ツモリチサト(TSUMORI CHISATO)の2018年春夏コレクションは、デザイナーの津森千里がニュージーランドやモーリシャス、ハワイといった海辺の街を旅し、そこで目にしたものを形にした。
出会ったものをかき集めると、海にまつわる夢のようなストーリーになった。物語の主役は、ニュージーランドの守り神として伝えられている「ティキ」だという。深海に潜り、ビーチを闊歩し、そして都会を行く。面白おかしいティキの旅が、あらゆるところに落とし込まれている。
まずは、カラフルな海洋生物たちが集い、今回のランウェイの始まりを告げた。みたこともない、でもどこか楽し気な彼らは、津森自身が空想を交えて描いた手描きプリントや、立体的な刺繍で現れる。続けてフラダンサーたちが現れ、陽気な踊りを披露している。彼女たちが身に着けているものは、時折平面を飛び越えて立体的に表現され、洋服から飛び出した手にもつポンポンや腰巻がハッピーなダンスに拍車をかける。
とにかくカラフルなフリンジベスト、ハッと驚くほど鮮やかなイエローのワンピース。加えて、旅路の景色も表現され、海のグラデーションを想わせるデニムや、夕焼け空をイメージさせるオレンジとパープルのドレスも登場する。キャッチーなモチーフが随所に現れるプレイフルなこの世界には、色がたくさん溢れている。
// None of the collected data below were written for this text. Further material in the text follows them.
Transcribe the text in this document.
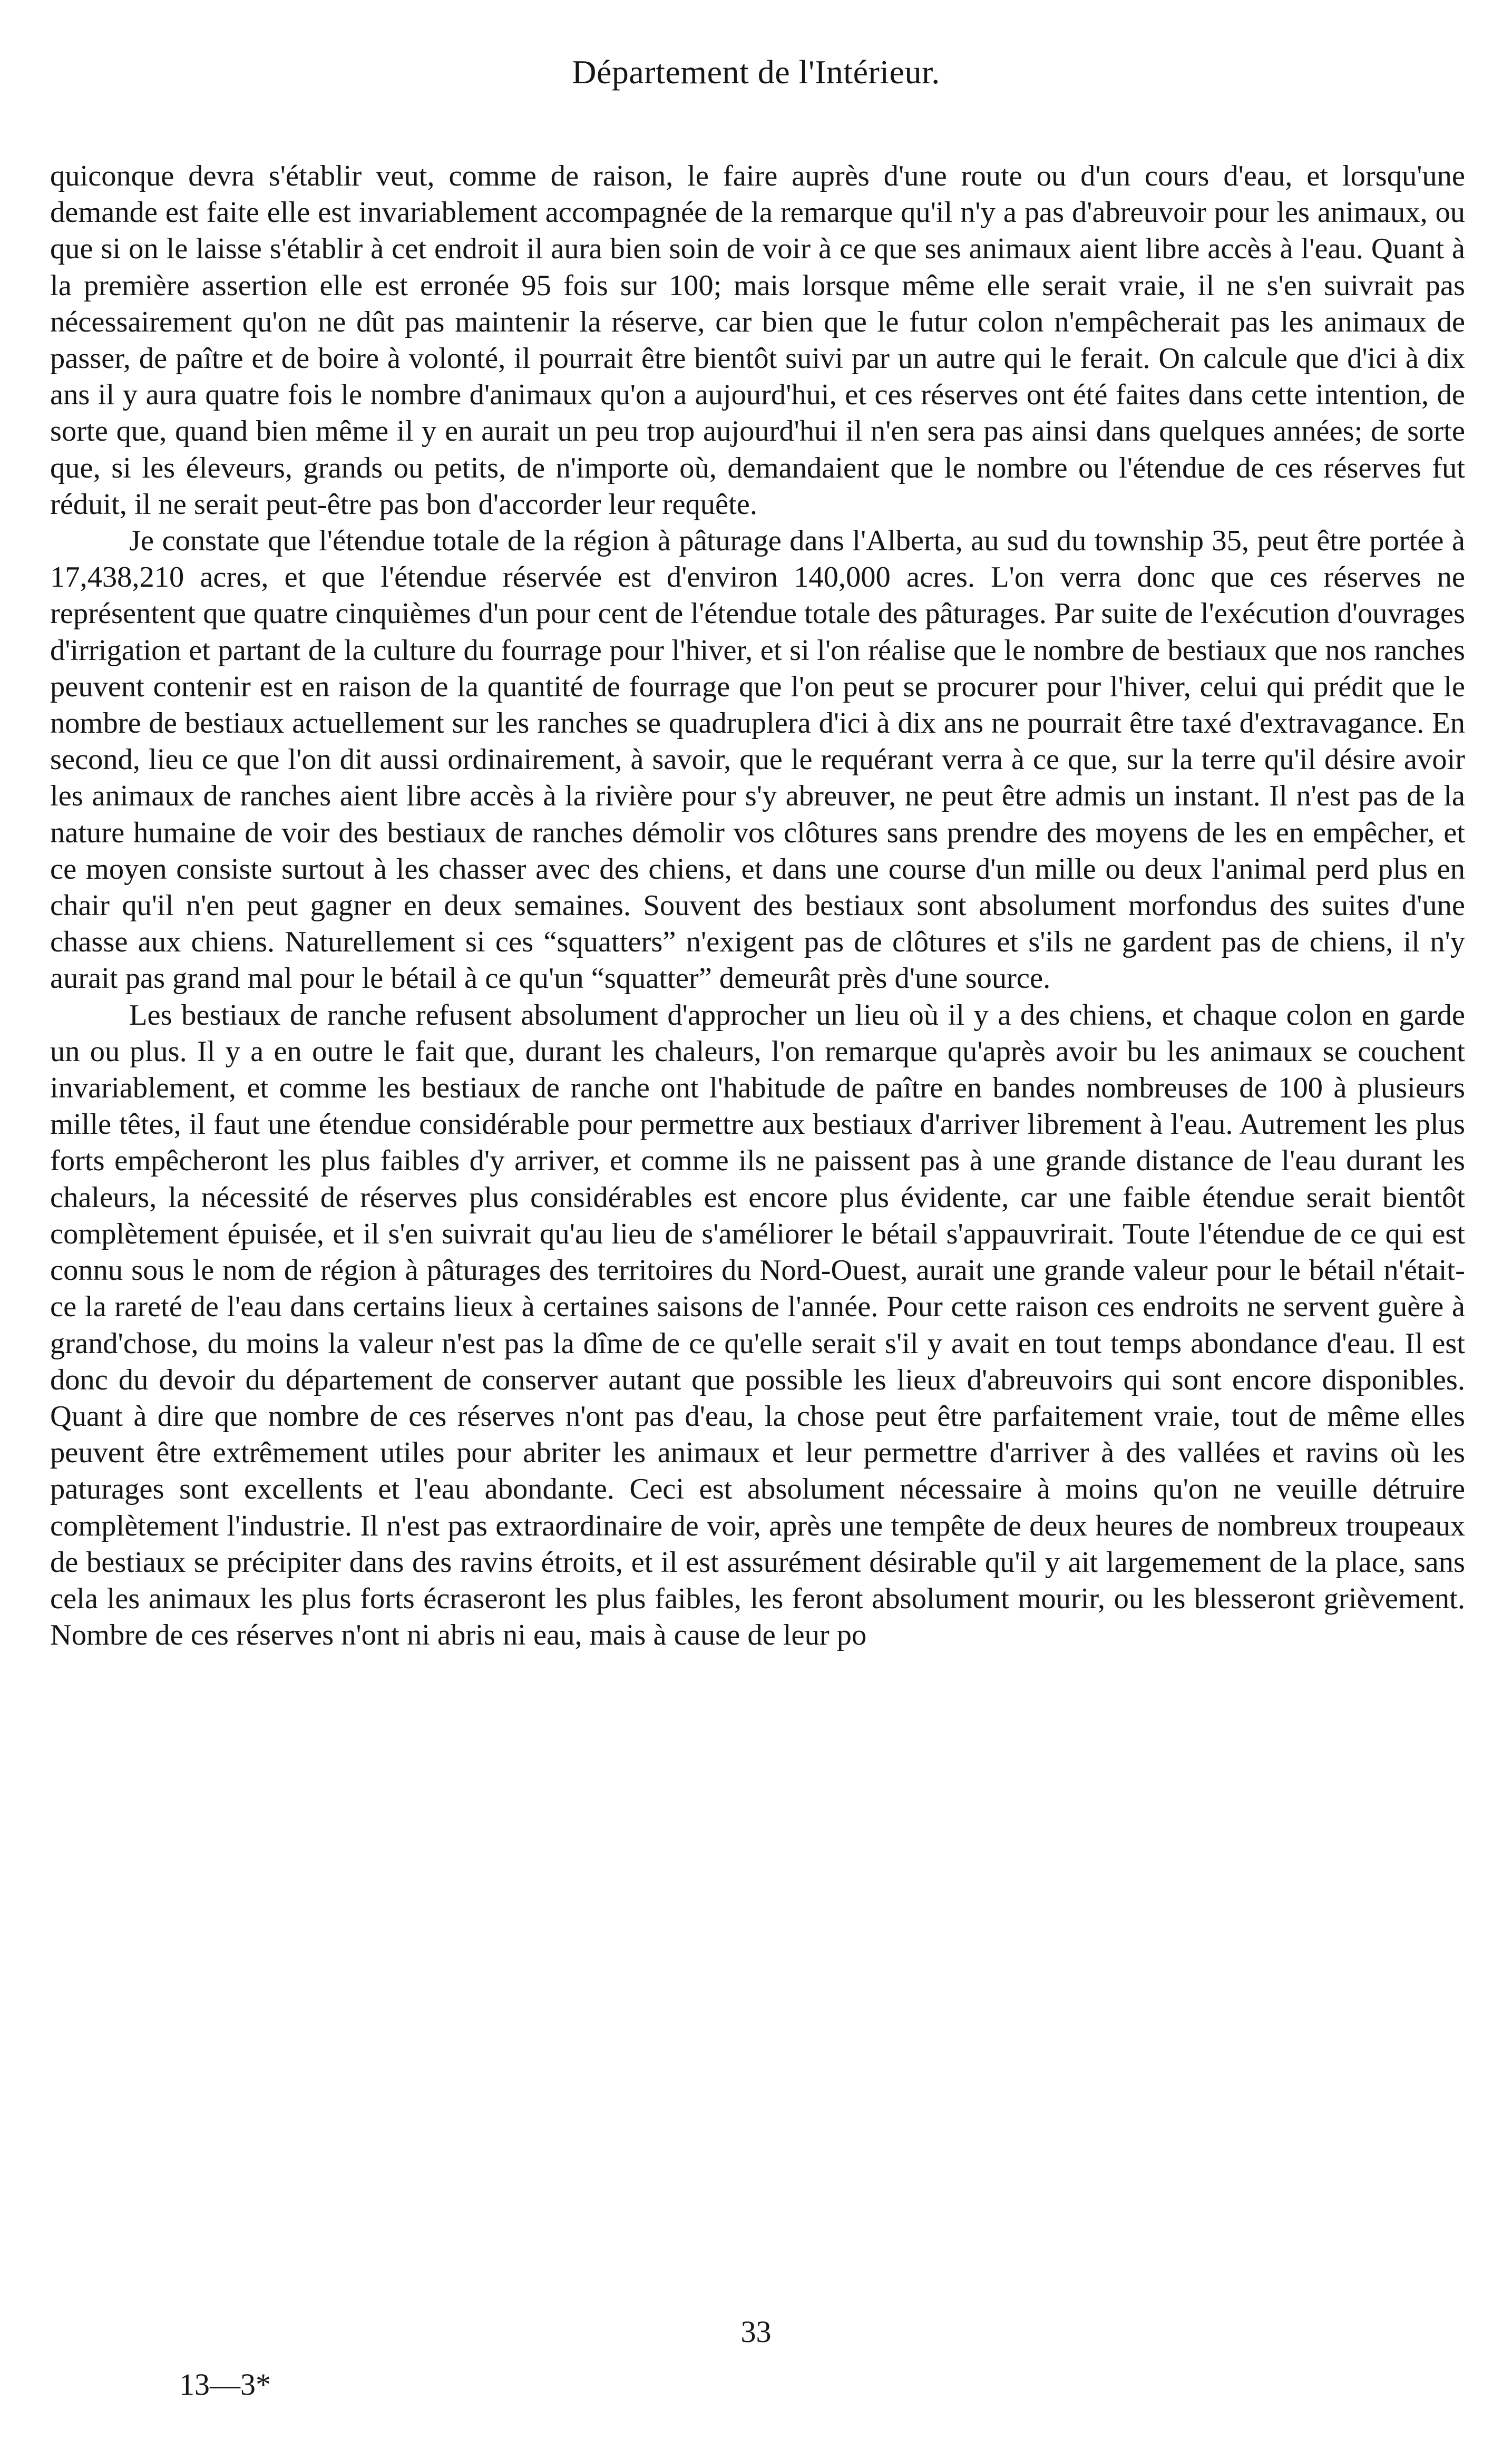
Département de l'Intérieur.

quiconque devra s'établir veut, comme de raison, le faire auprès d'une route ou d'un cours d'eau, et lorsqu'une demande est faite elle est invariablement accompagnée de la remarque qu'il n'y a pas d'abreuvoir pour les animaux, ou que si on le laisse s'établir à cet endroit il aura bien soin de voir à ce que ses animaux aient libre accès à l'eau. Quant à la première assertion elle est erronée 95 fois sur 100; mais lorsque même elle serait vraie, il ne s'en suivrait pas nécessairement qu'on ne dût pas maintenir la réserve, car bien que le futur colon n'empêcherait pas les animaux de passer, de paître et de boire à volonté, il pourrait être bientôt suivi par un autre qui le ferait. On calcule que d'ici à dix ans il y aura quatre fois le nombre d'animaux qu'on a aujourd'hui, et ces réserves ont été faites dans cette intention, de sorte que, quand bien même il y en aurait un peu trop aujourd'hui il n'en sera pas ainsi dans quelques années; de sorte que, si les éleveurs, grands ou petits, de n'importe où, demandaient que le nombre ou l'étendue de ces réserves fut réduit, il ne serait peut-être pas bon d'accorder leur requête.

Je constate que l'étendue totale de la région à pâturage dans l'Alberta, au sud du township 35, peut être portée à 17,438,210 acres, et que l'étendue réservée est d'environ 140,000 acres. L'on verra donc que ces réserves ne représentent que quatre cinquièmes d'un pour cent de l'étendue totale des pâturages. Par suite de l'exécution d'ouvrages d'irrigation et partant de la culture du fourrage pour l'hiver, et si l'on réalise que le nombre de bestiaux que nos ranches peuvent contenir est en raison de la quantité de fourrage que l'on peut se procurer pour l'hiver, celui qui prédit que le nombre de bestiaux actuellement sur les ranches se quadruplera d'ici à dix ans ne pourrait être taxé d'extravagance. En second, lieu ce que l'on dit aussi ordinairement, à savoir, que le requérant verra à ce que, sur la terre qu'il désire avoir les animaux de ranches aient libre accès à la rivière pour s'y abreuver, ne peut être admis un instant. Il n'est pas de la nature humaine de voir des bestiaux de ranches démolir vos clôtures sans prendre des moyens de les en empêcher, et ce moyen consiste surtout à les chasser avec des chiens, et dans une course d'un mille ou deux l'animal perd plus en chair qu'il n'en peut gagner en deux semaines. Souvent des bestiaux sont absolument morfondus des suites d'une chasse aux chiens. Naturellement si ces “squatters” n'exigent pas de clôtures et s'ils ne gardent pas de chiens, il n'y aurait pas grand mal pour le bétail à ce qu'un “squatter” demeurât près d'une source.

Les bestiaux de ranche refusent absolument d'approcher un lieu où il y a des chiens, et chaque colon en garde un ou plus. Il y a en outre le fait que, durant les chaleurs, l'on remarque qu'après avoir bu les animaux se couchent invariablement, et comme les bestiaux de ranche ont l'habitude de paître en bandes nombreuses de 100 à plusieurs mille têtes, il faut une étendue considérable pour permettre aux bestiaux d'arriver librement à l'eau. Autrement les plus forts empêcheront les plus faibles d'y arriver, et comme ils ne paissent pas à une grande distance de l'eau durant les chaleurs, la nécessité de réserves plus considérables est encore plus évidente, car une faible étendue serait bientôt complètement épuisée, et il s'en suivrait qu'au lieu de s'améliorer le bétail s'appauvrirait. Toute l'étendue de ce qui est connu sous le nom de région à pâturages des territoires du Nord-Ouest, aurait une grande valeur pour le bétail n'était-ce la rareté de l'eau dans certains lieux à certaines saisons de l'année. Pour cette raison ces endroits ne servent guère à grand'chose, du moins la valeur n'est pas la dîme de ce qu'elle serait s'il y avait en tout temps abondance d'eau. Il est donc du devoir du département de conserver autant que possible les lieux d'abreuvoirs qui sont encore disponibles. Quant à dire que nombre de ces réserves n'ont pas d'eau, la chose peut être parfaitement vraie, tout de même elles peuvent être extrêmement utiles pour abriter les animaux et leur permettre d'arriver à des vallées et ravins où les paturages sont excellents et l'eau abondante. Ceci est absolument nécessaire à moins qu'on ne veuille détruire complètement l'industrie. Il n'est pas extraordinaire de voir, après une tempête de deux heures de nombreux troupeaux de bestiaux se précipiter dans des ravins étroits, et il est assurément désirable qu'il y ait largemement de la place, sans cela les animaux les plus forts écraseront les plus faibles, les feront absolument mourir, ou les blesseront grièvement. Nombre de ces réserves n'ont ni abris ni eau, mais à cause de leur po

33
13—3*
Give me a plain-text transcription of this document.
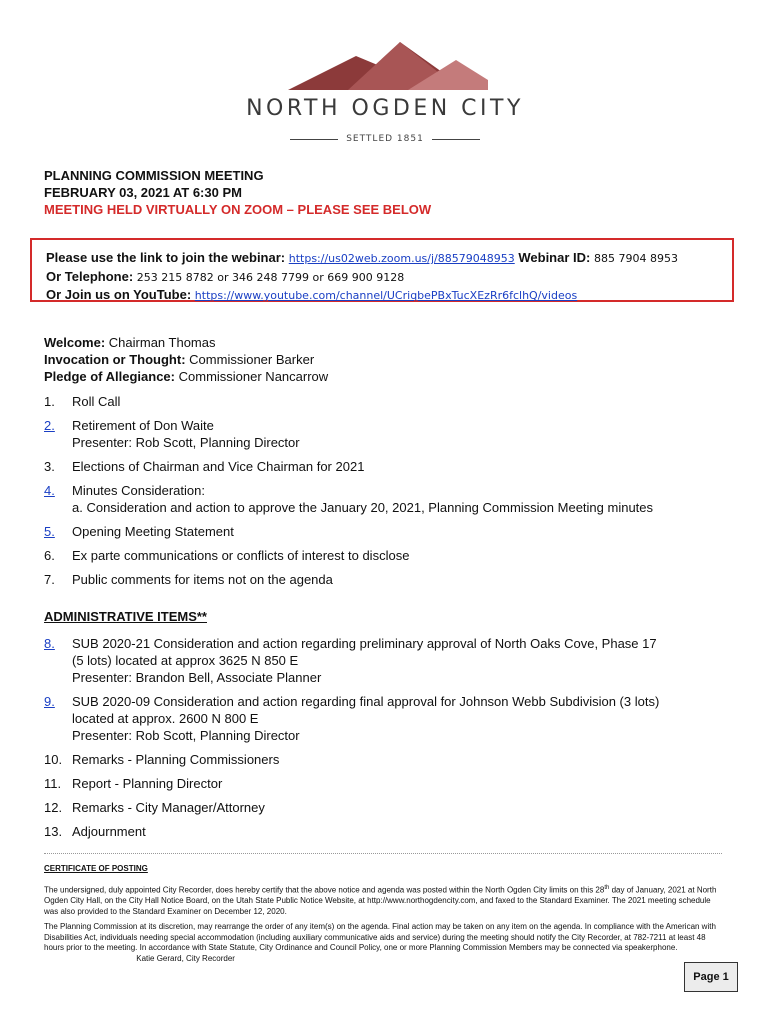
NORTH OGDEN CITY
SETTLED 1851
PLANNING COMMISSION MEETING
FEBRUARY 03, 2021 AT 6:30 PM
MEETING HELD VIRTUALLY ON ZOOM – PLEASE SEE BELOW
Please use the link to join the webinar: https://us02web.zoom.us/j/88579048953 Webinar ID: 885 7904 8953
Or Telephone: 253 215 8782 or 346 248 7799 or 669 900 9128
Or Join us on YouTube: https://www.youtube.com/channel/UCriqbePBxTucXEzRr6fclhQ/videos
Welcome: Chairman Thomas
Invocation or Thought: Commissioner Barker
Pledge of Allegiance: Commissioner Nancarrow
1.	Roll Call
2.	Retirement of Don Waite
Presenter: Rob Scott, Planning Director
3.	Elections of Chairman and Vice Chairman for 2021
4.	Minutes Consideration:
a. Consideration and action to approve the January 20, 2021, Planning Commission Meeting minutes
5.	Opening Meeting Statement
6.	Ex parte communications or conflicts of interest to disclose
7.	Public comments for items not on the agenda
ADMINISTRATIVE ITEMS**
8.	SUB 2020-21 Consideration and action regarding preliminary approval of North Oaks Cove, Phase 17
(5 lots) located at approx 3625 N 850 E
Presenter: Brandon Bell, Associate Planner
9.	SUB 2020-09 Consideration and action regarding final approval for Johnson Webb Subdivision (3 lots)
located at approx. 2600 N 800 E
Presenter: Rob Scott, Planning Director
10. Remarks - Planning Commissioners
11. Report - Planning Director
12. Remarks - City Manager/Attorney
13. Adjournment
CERTIFICATE OF POSTING
The undersigned, duly appointed City Recorder, does hereby certify that the above notice and agenda was posted within the North Ogden City limits on this 28th day of January, 2021 at North Ogden City Hall, on the City Hall Notice Board, on the Utah State Public Notice Website, at http://www.northogdencity.com, and faxed to the Standard Examiner. The 2021 meeting schedule was also provided to the Standard Examiner on December 12, 2020.
The Planning Commission at its discretion, may rearrange the order of any item(s) on the agenda. Final action may be taken on any item on the agenda. In compliance with the American with Disabilities Act, individuals needing special accommodation (including auxiliary communicative aids and service) during the meeting should notify the City Recorder, at 782-7211 at least 48 hours prior to the meeting. In accordance with State Statute, City Ordinance and Council Policy, one or more Planning Commission Members may be connected via speakerphone.  Katie Gerard, City Recorder
Page 1
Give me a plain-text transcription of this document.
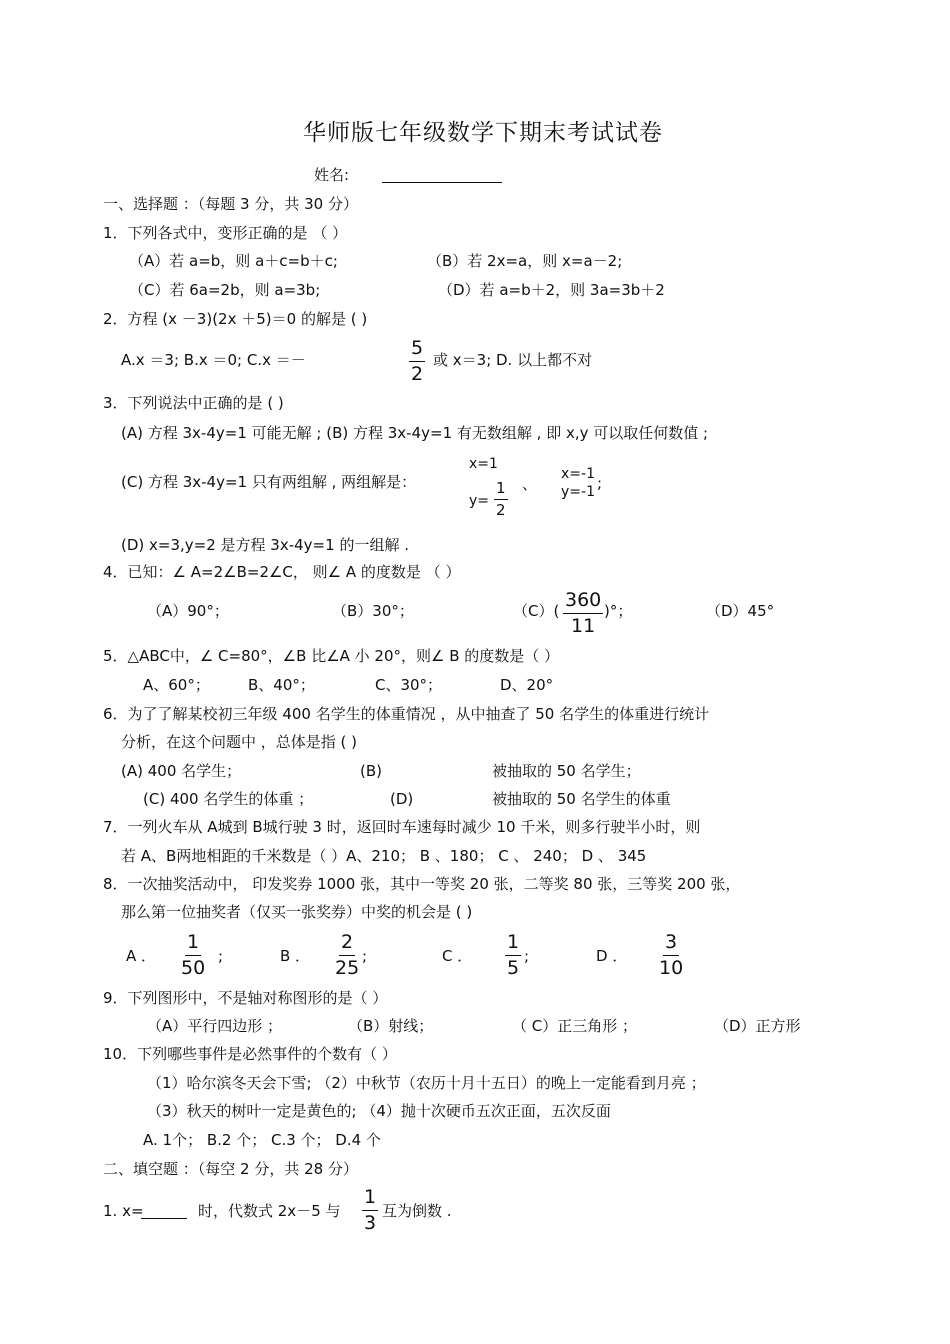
华师版七年级数学下期末考试试卷
姓名:
一、选择题 ：（每题 3 分，共 30 分）
1．下列各式中，变形正确的是 （ ）
（A）若 a=b，则 a＋c=b＋c;	（B）若 2x=a，则 x=a－2;
（C）若 6a=2b，则 a=3b;	（D）若 a=b＋2，则 3a=3b＋2
2．方程 (x －3)(2x ＋5)＝0 的解是 ( )
A.x ＝3; B.x ＝0; C.x ＝－	$\frac{5}{2}$ 或 x＝3; D. 以上都不对
3．下列说法中正确的是 ( )
(A) 方程 3x-4y=1 可能无解 ; (B) 方程 3x-4y=1 有无数组解 , 即 x,y 可以取任何数值 ;
(C) 方程 3x-4y=1 只有两组解 , 两组解是：
x=1
$y= \frac{1}{2}$ 、
x=-1
y=-1 ;
(D) x=3,y=2 是方程 3x-4y=1 的一组解 .
4．已知：∠ A=2∠B=2∠C， 则∠ A 的度数是 （ ）
（A）90°；	（B）30°；	$(C)( \frac{360}{11}$ )°；	（D）45°
5．△ABC中，∠ C=80°，∠B 比∠A 小 20°，则∠ B 的度数是（ ）
A、60°；	B、40°；	C、30°；	D、20°
6．为了了解某校初三年级 400 名学生的体重情况 ，从中抽查了 50 名学生的体重进行统计
分析，在这个问题中 ，总体是指 ( )
(A) 400 名学生；	(B)	被抽取的 50 名学生；
(C) 400 名学生的体重 ；	(D)	被抽取的 50 名学生的体重
7．一列火车从 A城到 B城行驶 3 时，返回时车速每时减少 10 千米，则多行驶半小时，则
若 A、B两地相距的千米数是（ ）A、210； B 、180； C 、 240； D 、 345
8．一次抽奖活动中， 印发奖券 1000 张，其中一等奖 20 张，二等奖 80 张，三等奖 200 张，
那么第一位抽奖者（仅买一张奖券）中奖的机会是 ( )
A ． $\frac{1}{50}$ ;	B ． $\frac{2}{25}$ ;	C ． $\frac{1}{5}$ ;	D ． $\frac{3}{10}$
9．下列图形中，不是轴对称图形的是（ ）
（A）平行四边形 ；	（B）射线；	（ C）正三角形 ；	（D）正方形
10．下列哪些事件是必然事件的个数有（ ）
（1）哈尔滨冬天会下雪; （2）中秋节（农历十月十五日）的晚上一定能看到月亮 ；
（3）秋天的树叶一定是黄色的; （4）抛十次硬币五次正面，五次反面
A. 1个； B.2 个； C.3 个； D.4 个
二、填空题 ：（每空 2 分，共 28 分）
1. x=	时，代数式 2x－5 与 $\frac{1}{3}$ 互为倒数 .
そんな中でも、女性らしいセンシュアルなエッセンスも忘れていない。ワンピースはシースルー素材で、ランダムな裾からは足がちらりと見え隠れする。マニッシュなセットアップは白の総レースで仕立てて、肌とのレイヤードを楽しむスタイルに。リゾートムード満点のロングドレスルックは、ふわりふわりと風になびいて、エレガンスを兼ね備えている。